Непобедимый

Иевлев Станислав
Сталкер, бывший ещё совсем недавно самым обыкновенным бросившим университет бездельником по имени-отчеству – нарочно не придумаешь! – Остап Ибрагимович, с не совсем обыкновенной фамилией – судьба, видимо, решила оторваться по полной! – Золотой, награждённый не мудрствующим лукаво контингентом Зоны закономерным прозвищем Бендер, был занят своим обыкновенным делом – он, так сказать, в полный рост валял дурака. И всё бы ничего – в минуты затишья в Чернобыльской Зоне Отчуждения было реально скучно хоть псевдоволком вой, и местные бродяги развлекались кто во что горазд – но Бендер… как бы это повежливее… ссал бензином у подножия вулкана, причём умудряясь при этом вихляться из стороны в сторону и даже приплясывать на месте.

Одним словом, парень делал «сэлфи» на фоне… Монолита.

Исполнитель, не умея сменить заезженную психо-пластинку, бубнил про оконченный путь, видимое им желание и обещание скорого его исполнения, но сталкер, казалось, не обращал на внутричерепную долбёжку никакого внимания: он, ничтоже сумняшеся отсутствующей аудиторией, упоённо кривлялся, строил рожи одну другой уморительнее и блямкал затвором смартфона с разных ракурсов. Будь в легендарном зале помимо Бендера и Монолита кто-то ещё, его (или её) однозначно хватил бы кондратий – настолько беспардонной наглости не позволял себе даже известный своим цинизмом Снайпер. И дело было даже не в том, что Бендер похабил самую известную святыню Зоны – в общем-то, ничего непристойного сталкер не делал, скабрёзности не орал и «здесь был Остап» на светящемся Камне не рисовал – но всё-таки по мнению большинства человеческих обитателей зоны финал нелёгкого во всех смыслах путешествия к Монолиту должен был бы выглядеть… слегка иначе.

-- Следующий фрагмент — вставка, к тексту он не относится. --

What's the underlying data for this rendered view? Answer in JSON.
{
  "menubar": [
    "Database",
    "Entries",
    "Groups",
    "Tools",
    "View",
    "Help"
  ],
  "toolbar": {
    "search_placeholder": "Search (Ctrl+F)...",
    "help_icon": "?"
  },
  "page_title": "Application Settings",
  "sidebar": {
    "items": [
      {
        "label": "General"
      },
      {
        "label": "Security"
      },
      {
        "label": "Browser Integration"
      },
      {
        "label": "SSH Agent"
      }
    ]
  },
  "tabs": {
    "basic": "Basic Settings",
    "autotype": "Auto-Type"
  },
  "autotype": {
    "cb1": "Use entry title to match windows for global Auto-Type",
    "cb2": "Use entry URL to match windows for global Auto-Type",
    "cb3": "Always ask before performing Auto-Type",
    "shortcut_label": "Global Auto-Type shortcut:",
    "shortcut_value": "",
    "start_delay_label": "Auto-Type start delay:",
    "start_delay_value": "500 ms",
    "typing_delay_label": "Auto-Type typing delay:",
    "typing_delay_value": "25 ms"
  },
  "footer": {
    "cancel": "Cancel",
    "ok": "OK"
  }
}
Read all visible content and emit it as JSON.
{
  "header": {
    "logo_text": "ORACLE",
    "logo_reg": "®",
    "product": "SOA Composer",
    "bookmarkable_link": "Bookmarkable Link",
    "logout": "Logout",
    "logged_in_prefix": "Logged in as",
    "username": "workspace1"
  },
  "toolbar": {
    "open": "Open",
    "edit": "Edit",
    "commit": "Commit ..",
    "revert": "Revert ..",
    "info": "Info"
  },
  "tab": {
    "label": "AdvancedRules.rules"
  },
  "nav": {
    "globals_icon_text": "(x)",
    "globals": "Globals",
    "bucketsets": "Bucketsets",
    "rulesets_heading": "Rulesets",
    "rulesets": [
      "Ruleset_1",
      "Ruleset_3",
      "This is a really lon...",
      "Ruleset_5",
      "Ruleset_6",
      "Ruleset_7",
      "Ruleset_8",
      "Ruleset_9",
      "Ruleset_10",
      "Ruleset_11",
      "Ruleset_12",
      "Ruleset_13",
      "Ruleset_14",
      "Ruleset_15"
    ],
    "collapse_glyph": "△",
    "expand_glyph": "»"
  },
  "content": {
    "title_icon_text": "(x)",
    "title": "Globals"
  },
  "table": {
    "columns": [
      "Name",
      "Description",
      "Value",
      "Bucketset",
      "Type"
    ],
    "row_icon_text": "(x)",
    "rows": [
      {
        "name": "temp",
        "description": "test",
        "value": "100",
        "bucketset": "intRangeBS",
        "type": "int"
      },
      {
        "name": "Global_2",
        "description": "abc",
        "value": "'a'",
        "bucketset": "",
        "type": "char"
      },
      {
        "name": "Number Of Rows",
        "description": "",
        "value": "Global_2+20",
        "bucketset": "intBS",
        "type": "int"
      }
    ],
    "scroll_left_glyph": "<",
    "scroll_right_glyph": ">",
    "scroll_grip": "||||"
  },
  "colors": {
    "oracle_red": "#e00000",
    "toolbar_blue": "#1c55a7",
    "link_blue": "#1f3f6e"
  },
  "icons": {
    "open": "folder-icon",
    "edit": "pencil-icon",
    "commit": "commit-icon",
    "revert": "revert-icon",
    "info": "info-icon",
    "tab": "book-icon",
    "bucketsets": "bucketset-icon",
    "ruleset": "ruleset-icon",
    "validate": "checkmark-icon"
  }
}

– Улыбочку! – сосредоточенно гундел Бендер, отклячивая зад и делая вид, что приобнимает Монолит за несуществующее плечо. – Мрачный ты какой-то сегодня, Каменномордый… ой, я моргнул, давай ещё!

С момента появления в здешних краях Остапа прошла всего лишь пара-тройка месяцев, однако парень успел стяжать славу записного балагура и неутомимого выдумщика и паяца. «Шут гороховый!» – плевался Болотный Доктор, в кои-то веки по пути к учёным заглянувший на «Янов» и по «счастливой» случайности попавший на очередное спонтанное представление Бендера – тот, разукрасив себя невесть откуда добытыми красками и взобравшись с ногами на стол, изображал нападение снорка на женскую баню. «С Шутником бы тебя свести!» – качал головой Кардан, невольно ухмыляясь новой миниатюре Бендера. Прочие же попросту хохотали, без конца вызывали новоявленного скомороха на бис и, не скупясь, угощали комика чем были богаты.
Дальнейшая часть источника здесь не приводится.